I will assume familiarity with the statement, which can also be found here, and I will use the notation there too. http://en.wikipedia.org/wiki/Kaplansky_density_theorem
I have a problem with the standard proof, when people claim that it works at this level of generality where A need not have the unit $1_H$ of B(H). One usually proceeds first by reducing in the obvious way to where the $A$ is norm closed, and then to where we consider just the self adjoint elements Then they pick some continuous function from R to R with the property that it smoothly interpolates between the limits at $\infty$ and $-\infty$ of $+1$ and $-1$ respectively.
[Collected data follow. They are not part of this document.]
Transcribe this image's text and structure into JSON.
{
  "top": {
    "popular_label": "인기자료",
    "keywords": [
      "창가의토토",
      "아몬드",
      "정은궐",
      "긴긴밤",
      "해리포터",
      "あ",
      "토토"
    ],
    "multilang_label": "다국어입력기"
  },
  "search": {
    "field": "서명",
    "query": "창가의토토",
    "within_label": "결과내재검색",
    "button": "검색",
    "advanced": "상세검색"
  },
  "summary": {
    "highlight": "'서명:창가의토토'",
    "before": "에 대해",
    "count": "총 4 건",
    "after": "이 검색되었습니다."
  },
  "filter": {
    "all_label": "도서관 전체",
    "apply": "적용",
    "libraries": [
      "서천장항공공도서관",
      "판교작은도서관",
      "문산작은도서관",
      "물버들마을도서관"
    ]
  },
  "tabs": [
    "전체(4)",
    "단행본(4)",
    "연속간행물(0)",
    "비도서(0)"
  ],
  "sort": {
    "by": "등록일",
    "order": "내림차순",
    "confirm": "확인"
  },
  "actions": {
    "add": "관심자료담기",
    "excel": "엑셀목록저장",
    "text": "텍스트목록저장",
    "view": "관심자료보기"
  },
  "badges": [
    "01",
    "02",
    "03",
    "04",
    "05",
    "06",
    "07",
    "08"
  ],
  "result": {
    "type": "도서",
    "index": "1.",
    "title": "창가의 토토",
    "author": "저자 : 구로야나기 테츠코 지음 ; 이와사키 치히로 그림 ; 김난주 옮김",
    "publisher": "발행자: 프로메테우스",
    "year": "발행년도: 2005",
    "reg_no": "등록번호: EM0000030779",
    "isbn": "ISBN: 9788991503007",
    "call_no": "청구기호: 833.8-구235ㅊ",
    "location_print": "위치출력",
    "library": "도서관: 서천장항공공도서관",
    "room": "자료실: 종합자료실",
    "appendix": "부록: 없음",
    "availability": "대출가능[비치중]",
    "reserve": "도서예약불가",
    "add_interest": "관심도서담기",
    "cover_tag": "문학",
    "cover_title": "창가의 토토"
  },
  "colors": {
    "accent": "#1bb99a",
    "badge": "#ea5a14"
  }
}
For instance, one could use $f(t)=t/(t^2+1)$. In the midst of this argument, one has to use that the functional calculus takes the self adjoints in $A$ to the self adjoints in $A$, because the point of this function is basically to squash your strongly approximating net to be within the unit ball of the self adjoint subspace of A. This $f$ is a continuous function, so I may as well be talking about the continuous functional calculus as opposed to Borel, and then one observes that the continuous functional calculus relative to A is the same as relative to B(H) because the spectra coincide. That is how one sees that when I compute $f(a)$ relative to $B(H)$ for $a$ in $A$ self adjoint, I still end up in $A$. This all goes bad when $A$ doesn't contain $1_H$.
How can I understand why nevertheless, the statement is true at this level of generality?